Abrego is currently incarcerated in Tennessee, where he faces federal human smuggling charges. A magistrate judge initially ordered him released from custody but agreed to a last-ditch request by Abrego to remain in detention for fear that the administration intends to immediately deport him if released. His attorneys say the criminal case was concocted by the administration on flimsy evidence in order to persuade the government of El Salvador to return Abrego to the United States in June.
Xinis pressed the Justice Department on those claims Monday, noting that officials testified in Abrego’s criminal case that the investigation of didn’t begin until April 28 — more than a month after he was illegally deported to El Salvador in violation of a 2019 court order finding he could face persecution there at the hands of a local gang.
But a DOJ attorney said Monday that the investigation actually began earlier than April 28, baffling Xinis.
“Now I have real concerns, as if I haven’t for the last three months,” Xinis said.
Xinis is weighing a demand by Abrego’s lawyers to order the administration to return him to Maryland, where he had been living for years with his wife and children before he was improperly deported to El Salvador. The Justice Department contends that Abrego’s return to the United States in June fulfills the court’s requirement that he be released from El Salvador’s custody and that officials are under no obligation to take any further steps. But Abrego’s lawyers say Xinis’ order requires him to be returned to his original status in Maryland prior to the illegal deportation.

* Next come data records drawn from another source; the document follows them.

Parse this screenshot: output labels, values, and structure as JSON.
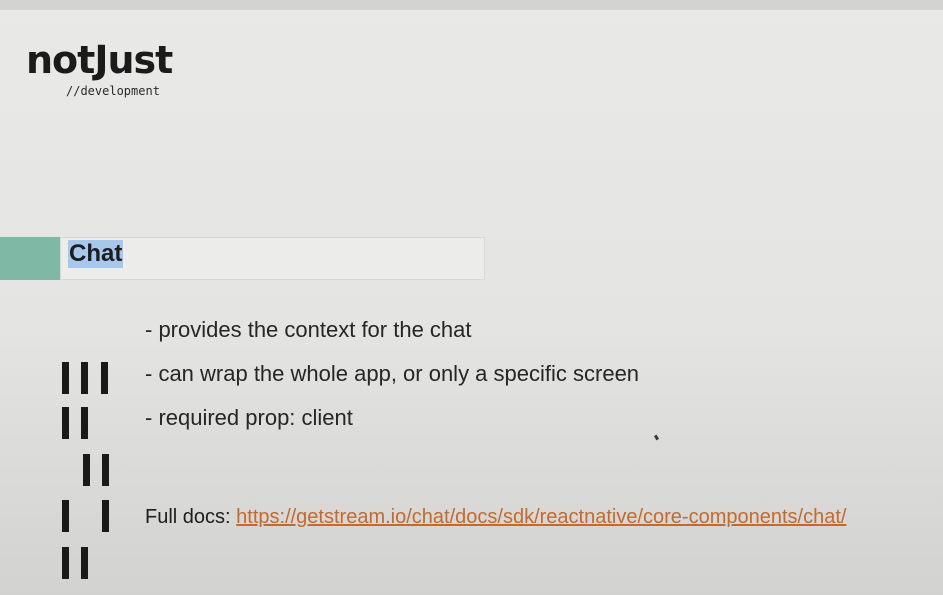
{
  "logo": {
    "name": "notJust",
    "tagline": "//development"
  },
  "section": {
    "title": "Chat"
  },
  "bullets": [
    "- provides the context for the chat",
    "- can wrap the whole app, or only a specific screen",
    "- required prop: client"
  ],
  "docs": {
    "label": "Full docs: ",
    "link_text": "https://getstream.io/chat/docs/sdk/reactnative/core-components/chat/"
  },
  "colors": {
    "accent": "#7fb9a5",
    "link": "#c46a2b",
    "selection": "#a6c8ec"
  },
  "icons": {
    "cursor": "mouse-pointer-icon"
  }
}
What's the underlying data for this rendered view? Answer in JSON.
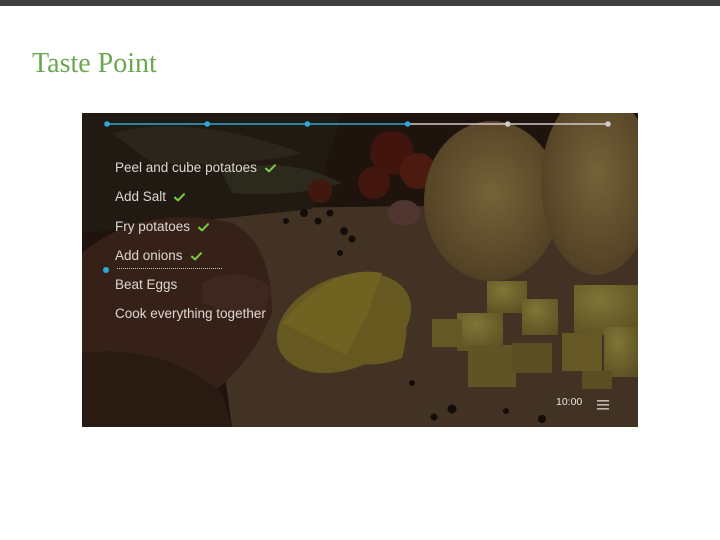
{
  "slide": {
    "title": "Taste Point"
  },
  "recipe": {
    "steps": [
      {
        "label": "Peel and cube potatoes",
        "done": true
      },
      {
        "label": "Add Salt",
        "done": true
      },
      {
        "label": "Fry potatoes",
        "done": true
      },
      {
        "label": "Add onions",
        "done": true
      },
      {
        "label": "Beat Eggs",
        "done": false
      },
      {
        "label": "Cook everything together",
        "done": false
      }
    ],
    "progress": {
      "total_stages": 6,
      "completed_stages": 4
    }
  },
  "status": {
    "time": "10:00"
  },
  "icons": {
    "check": "check-icon",
    "menu": "hamburger-menu-icon"
  },
  "colors": {
    "title": "#6aa84f",
    "accent": "#2ea8d8",
    "check": "#7ccc3c",
    "inactive": "#cfcaca"
  }
}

Abrego’s return to the United States came more than two months after Xinis initially ordered the government to bring him back from El Salvador, a case that led twice to Supreme Court intervention that ultimately upheld the bulk of Xinis’ requirements. President Donald Trump and his closest allies have repeatedly disparaged Abrego, rejecting the notion that he would either return to the United States or walk free on American soil, despite court orders. Trump and his aides have often made contradictory claims that have not matched the Justice Department’s arguments in court.

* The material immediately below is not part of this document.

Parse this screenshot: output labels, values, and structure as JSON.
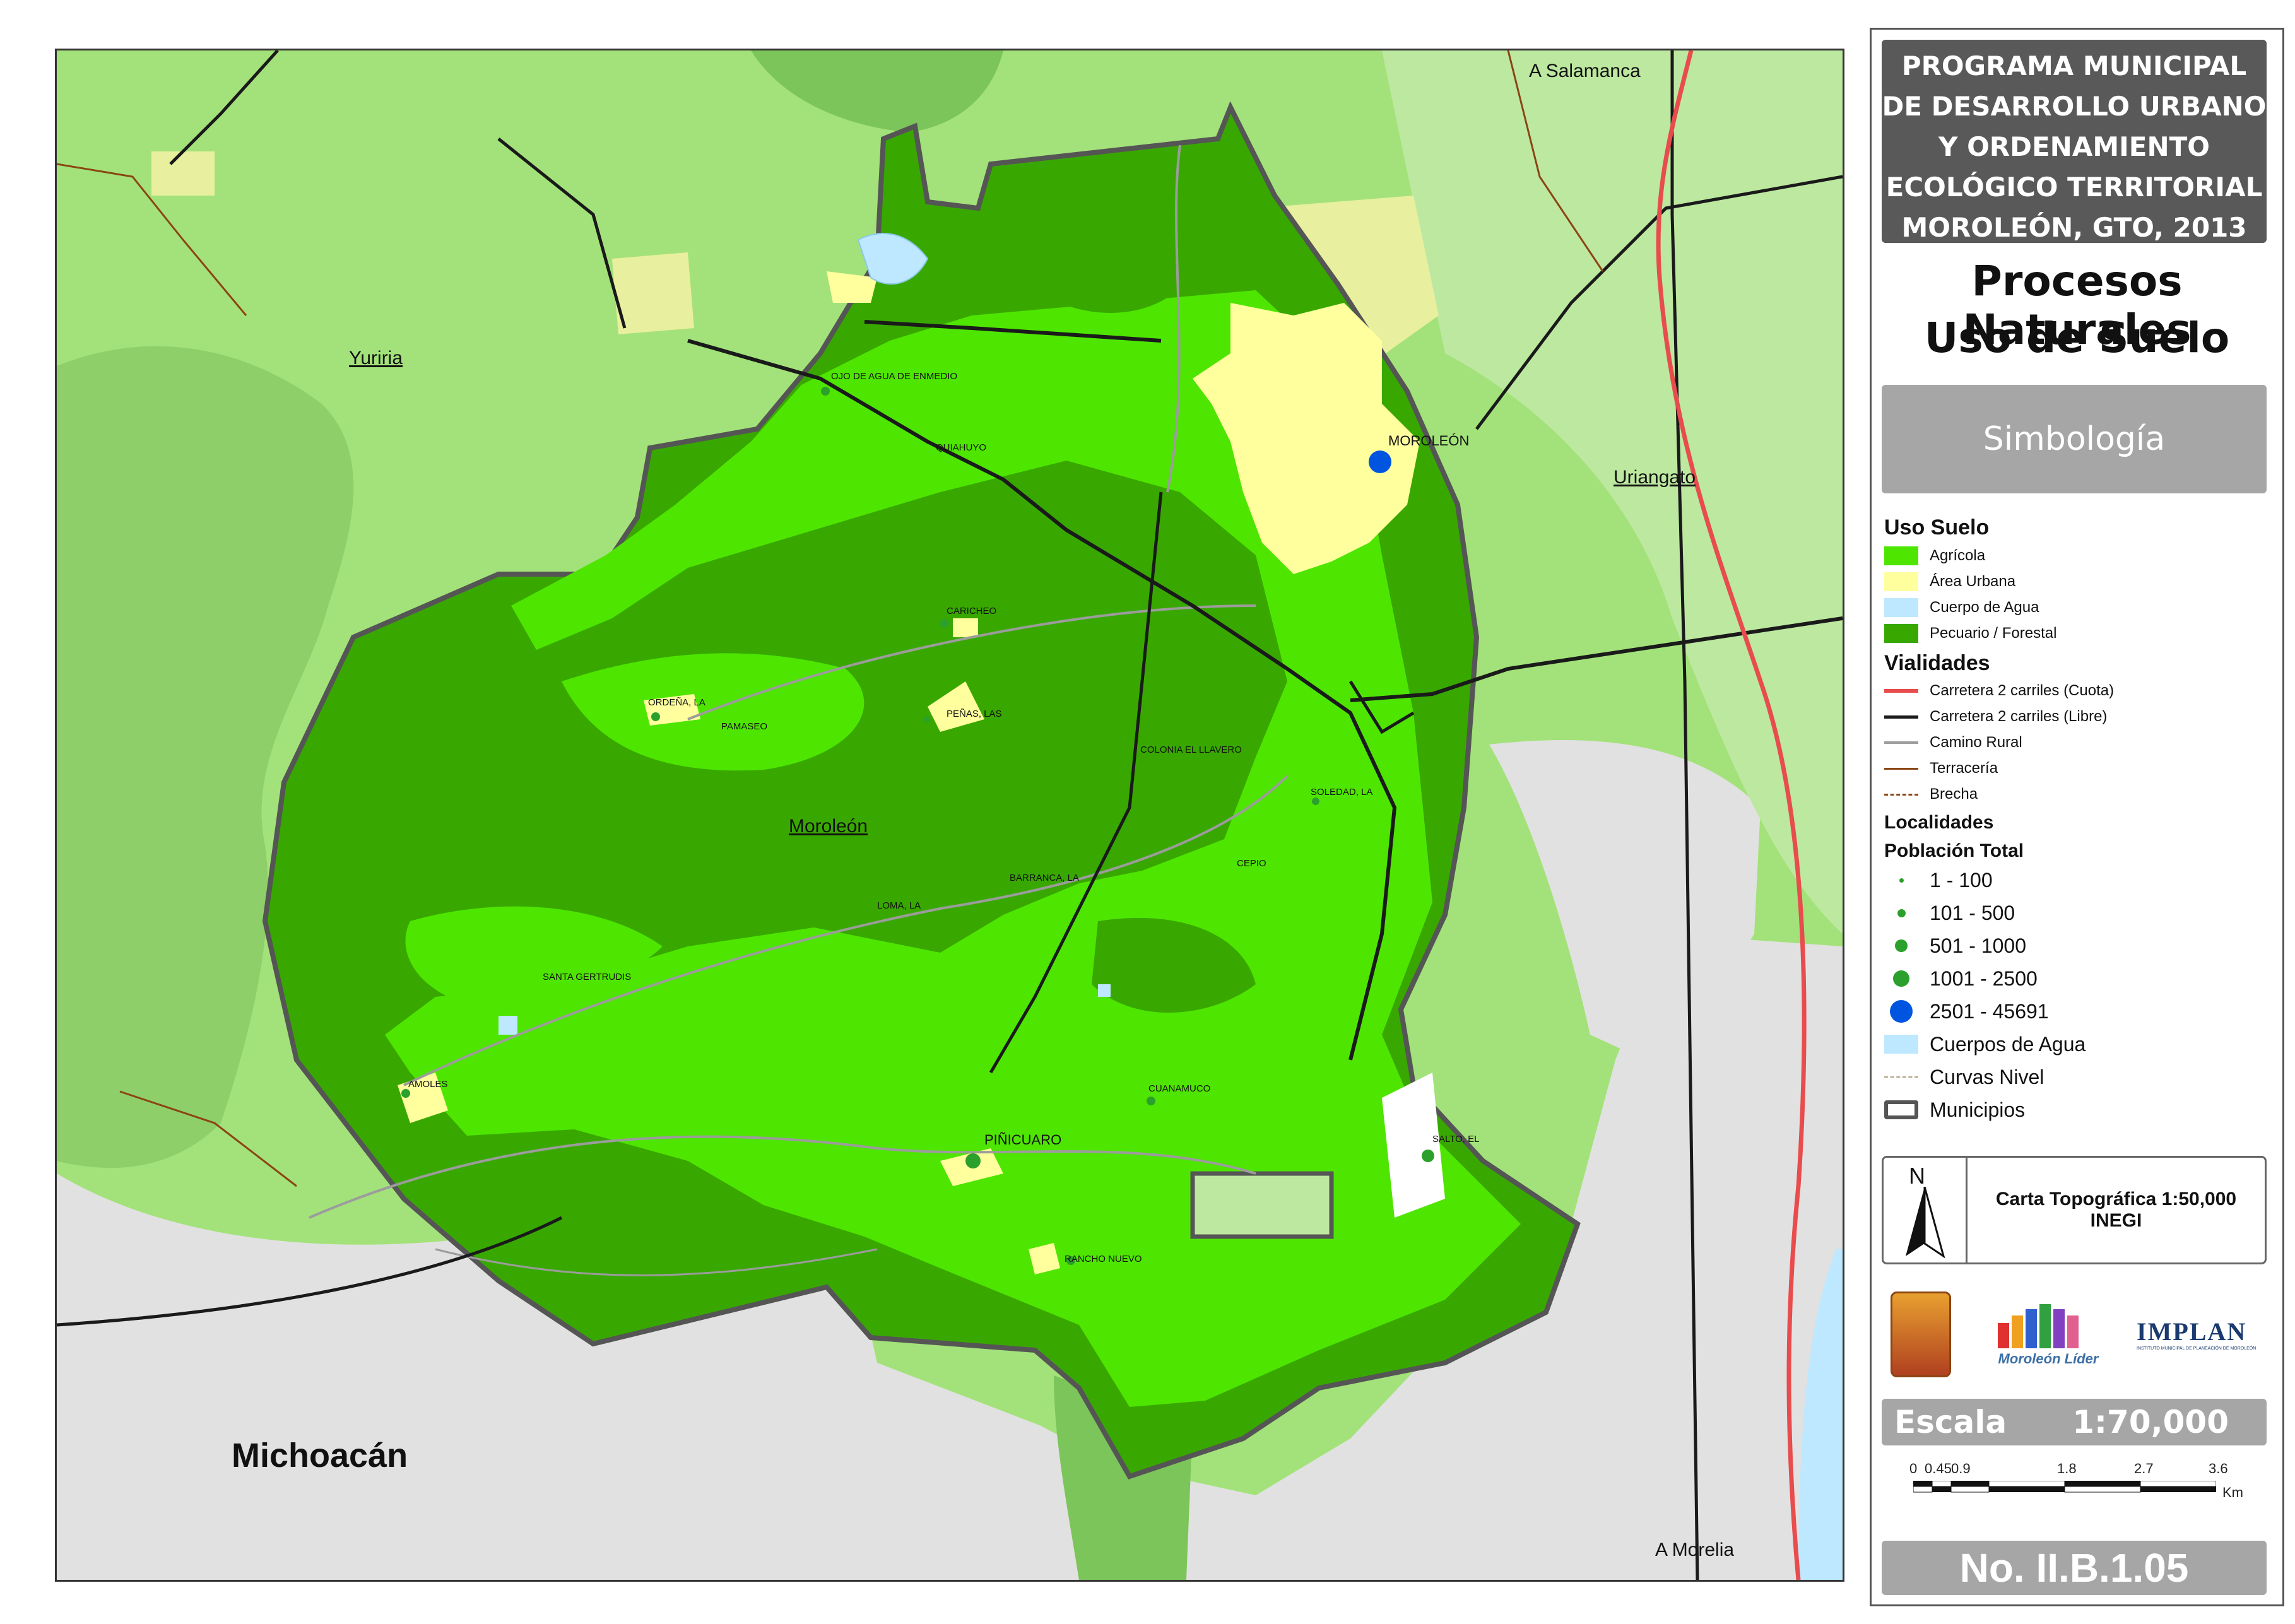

DOJ attorneys indicated Monday that the Department of Homeland Security intended to immediately begin deportation proceedings against Abrego if he were released next week from his incarceration in Tennessee, with its initial plan to send him to a country other than his native El Salvador. That intention conflicts with a White House statement last month that described such a plan — voiced by prosecutors at an earlier hearing — as “fake news.”
DOJ officials said the administration had not yet identified a so-called “third country” to accept Abrego and could change course to seek to return him to El Salvador — this time by first seeking to overturn the 2019 court order that barred his deportation there.
The Justice Department also said repeatedly that Abrego’s deportation in March — when he was arrested and abruptly put on a plane to El Salvador despite the six-year-old court order — was an “isolated error.” That admission contradicted public statements by the White House and DOJ officials at earlier hearings and again underscored the department’s shifting positions in the case.
“For three months, your clients told the world they weren’t going to do anything to bring him back. The president said it in two interviews,” Xinis recalled. “Am I really supposed to ignore all that? … How is that not relevant to this inquiry?”
“This situation is unique,” responded Justice Department attorney Bridget O’Hickey. “We have acknowledged this was an administrative error.”
Xinis spent a portion of the hearing pressing DOJ lawyers on whether its decision to indict Abrego was part of its negotiations to convince El Salvador to return him to the United States in early June. O’Hickey said the grand jury process was taking place “in tandem” with the discussions with the Salvadoran government.